Storia di famiglia, quella di Giovanni Amoretti. Storia che inizia da un padre fotografo – Armando – che ci ha lasciato quello splendido reportage sulle Barricate di Parma del 1922. Ed è l’inizio di un archivio di migliaia di pellicole e immagini ancora vivo, in crescita, e che costituisce uno straordinario scrigno di documenti di un secolo di vita della città, dal Ventennio al Dopoguerra, dai ritratti dei personaggi più noti alle manifestazioni di piazza, dal mondo del lavoro a quello dell’arte e della cultura.
Giovanni ha intrapreso la sua lunga carriera di fotografo professionista alla fine degli anni Sessanta: anni stimolanti, in cui la tessitura di rapporti sociali con importanti committenti del mondo della finanza come dell’industria, della cultura come dell’arte, permetteva da un lato la possibilità di servizi fotografici attenti e dettagliati, dall’altro l’opportunità di coltivare in parallelo una ricerca personale, mai gratuita e sempre concentrata sulla narrazione di storie, quelle degli uomini e quelle dei luoghi. Ecco allora la fotografia industriale, dalla spiccata cifra grafica, le collaborazioni con i critici d’arte più importanti – in primis Arturo Carlo Quintavalle, che ha sempre definito Giovanni Amoretti un “fotografo intelligente” – e poi con gli scultori (Pietro Cascella, ad esempio) e gli architetti (Ponti, Rosselli, Nervi, Lusignoli e l’instancabile Canali), perché l’architettura contemporanea allora era “cosa seria” anche a Parma e richiedeva un lavoro di ripresa fotografica analitico e interpretativo al tempo stesso.
Amoretti tuttavia non si è mai accontentato di assolvere semplicemente gli incarichi affidatigli: sempre evidente, nel suo lavoro, è il valore aggiunto, è il confronto che porta a un mutamento di prospettiva, è l’estrema esattezza nella ripresa ma ancora di più nella stampa in camera oscura, è la scelta dello strumento adatto al contesto da tradurre in immagini. Come scrive Paolo Barbaro, quello del fotografo è “un viaggio fatto anche di aggiornamenti tecnici: non l’adeguamento alla consuetudine ma la ricerca e l’individuazione dello strumento più adatto alla soluzione di problemi visuali”.

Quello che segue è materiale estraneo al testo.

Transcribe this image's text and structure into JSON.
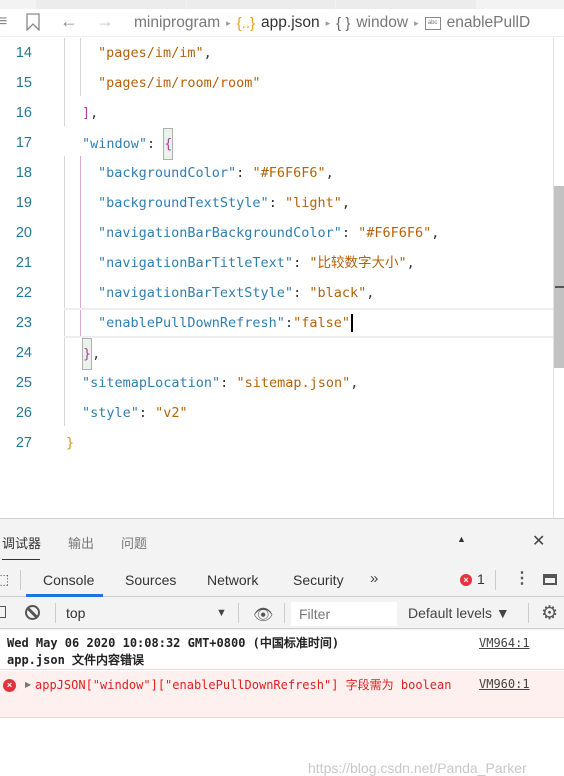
{
  "breadcrumb": {
    "items": [
      {
        "label": "miniprogram",
        "icon": "none"
      },
      {
        "label": "app.json",
        "icon": "json-icon"
      },
      {
        "label": "window",
        "icon": "object-icon"
      },
      {
        "label": "enablePullD",
        "icon": "string-property-icon"
      }
    ],
    "icons": {
      "menu": "≡",
      "json": "{..}",
      "object": "{ }",
      "abc": "abc",
      "separator": "▸",
      "back": "←",
      "forward": "→"
    }
  },
  "editor": {
    "lines": [
      {
        "num": "14",
        "tokens": [
          {
            "t": "s",
            "v": "\"pages/im/im\""
          },
          {
            "t": "p",
            "v": ","
          }
        ]
      },
      {
        "num": "15",
        "tokens": [
          {
            "t": "s",
            "v": "\"pages/im/room/room\""
          }
        ]
      },
      {
        "num": "16",
        "tokens": [
          {
            "t": "b",
            "v": "]"
          },
          {
            "t": "p",
            "v": ","
          }
        ]
      },
      {
        "num": "17",
        "tokens": [
          {
            "t": "k",
            "v": "\"window\""
          },
          {
            "t": "p",
            "v": ": "
          },
          {
            "t": "b",
            "v": "{"
          }
        ]
      },
      {
        "num": "18",
        "tokens": [
          {
            "t": "k",
            "v": "\"backgroundColor\""
          },
          {
            "t": "p",
            "v": ": "
          },
          {
            "t": "s",
            "v": "\"#F6F6F6\""
          },
          {
            "t": "p",
            "v": ","
          }
        ]
      },
      {
        "num": "19",
        "tokens": [
          {
            "t": "k",
            "v": "\"backgroundTextStyle\""
          },
          {
            "t": "p",
            "v": ": "
          },
          {
            "t": "s",
            "v": "\"light\""
          },
          {
            "t": "p",
            "v": ","
          }
        ]
      },
      {
        "num": "20",
        "tokens": [
          {
            "t": "k",
            "v": "\"navigationBarBackgroundColor\""
          },
          {
            "t": "p",
            "v": ": "
          },
          {
            "t": "s",
            "v": "\"#F6F6F6\""
          },
          {
            "t": "p",
            "v": ","
          }
        ]
      },
      {
        "num": "21",
        "tokens": [
          {
            "t": "k",
            "v": "\"navigationBarTitleText\""
          },
          {
            "t": "p",
            "v": ": "
          },
          {
            "t": "s",
            "v": "\"比较数字大小\""
          },
          {
            "t": "p",
            "v": ","
          }
        ]
      },
      {
        "num": "22",
        "tokens": [
          {
            "t": "k",
            "v": "\"navigationBarTextStyle\""
          },
          {
            "t": "p",
            "v": ": "
          },
          {
            "t": "s",
            "v": "\"black\""
          },
          {
            "t": "p",
            "v": ","
          }
        ]
      },
      {
        "num": "23",
        "tokens": [
          {
            "t": "k",
            "v": "\"enablePullDownRefresh\""
          },
          {
            "t": "p",
            "v": ":"
          },
          {
            "t": "s",
            "v": "\"false\""
          }
        ]
      },
      {
        "num": "24",
        "tokens": [
          {
            "t": "b",
            "v": "}"
          },
          {
            "t": "p",
            "v": ","
          }
        ]
      },
      {
        "num": "25",
        "tokens": [
          {
            "t": "k",
            "v": "\"sitemapLocation\""
          },
          {
            "t": "p",
            "v": ": "
          },
          {
            "t": "s",
            "v": "\"sitemap.json\""
          },
          {
            "t": "p",
            "v": ","
          }
        ]
      },
      {
        "num": "26",
        "tokens": [
          {
            "t": "k",
            "v": "\"style\""
          },
          {
            "t": "p",
            "v": ": "
          },
          {
            "t": "s",
            "v": "\"v2\""
          }
        ]
      },
      {
        "num": "27",
        "tokens": [
          {
            "t": "br",
            "v": "}"
          }
        ]
      }
    ],
    "current_line": "23"
  },
  "devtools": {
    "tabs": [
      "调试器",
      "输出",
      "问题"
    ],
    "active_tab": "调试器",
    "panel_tabs": [
      "Console",
      "Sources",
      "Network",
      "Security"
    ],
    "active_panel": "Console",
    "more_icon": "»",
    "error_count": "1",
    "context": "top",
    "filter_placeholder": "Filter",
    "levels": "Default levels ▼"
  },
  "console": {
    "messages": [
      {
        "type": "log",
        "text": "Wed May 06 2020 10:08:32 GMT+0800 (中国标准时间)\napp.json 文件内容错误",
        "source": "VM964:1"
      },
      {
        "type": "error",
        "text": "appJSON[\"window\"][\"enablePullDownRefresh\"] 字段需为 boolean",
        "source": "VM960:1"
      }
    ]
  },
  "watermark": "https://blog.csdn.net/Panda_Parker",
  "colors": {
    "key": "#2f7fb3",
    "string": "#b5620b",
    "bracket": "#b03fa8",
    "line_number": "#237893",
    "accent": "#1a73e8",
    "error": "#e5323c"
  }
}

Ecco allora prendere vita le indagini sulla città e i suoi eventi, sulle sue testimonianze storiche e artistiche (memorabile la campagna fotografica a tappeto condotta tra 1967 e 1974 sulla cattedrale di Parma e sulle sue sculture), sui volti incontrati nei frequenti viaggi in paesi vicini e lontani, sulle atmosfere di case abbandonate e di un passato ancora tattile. Sempre con la sensibilità che deriva da una conoscenza del quotidiano, sempre con l’ironia di uno sguardo critico ma aperto al mondo.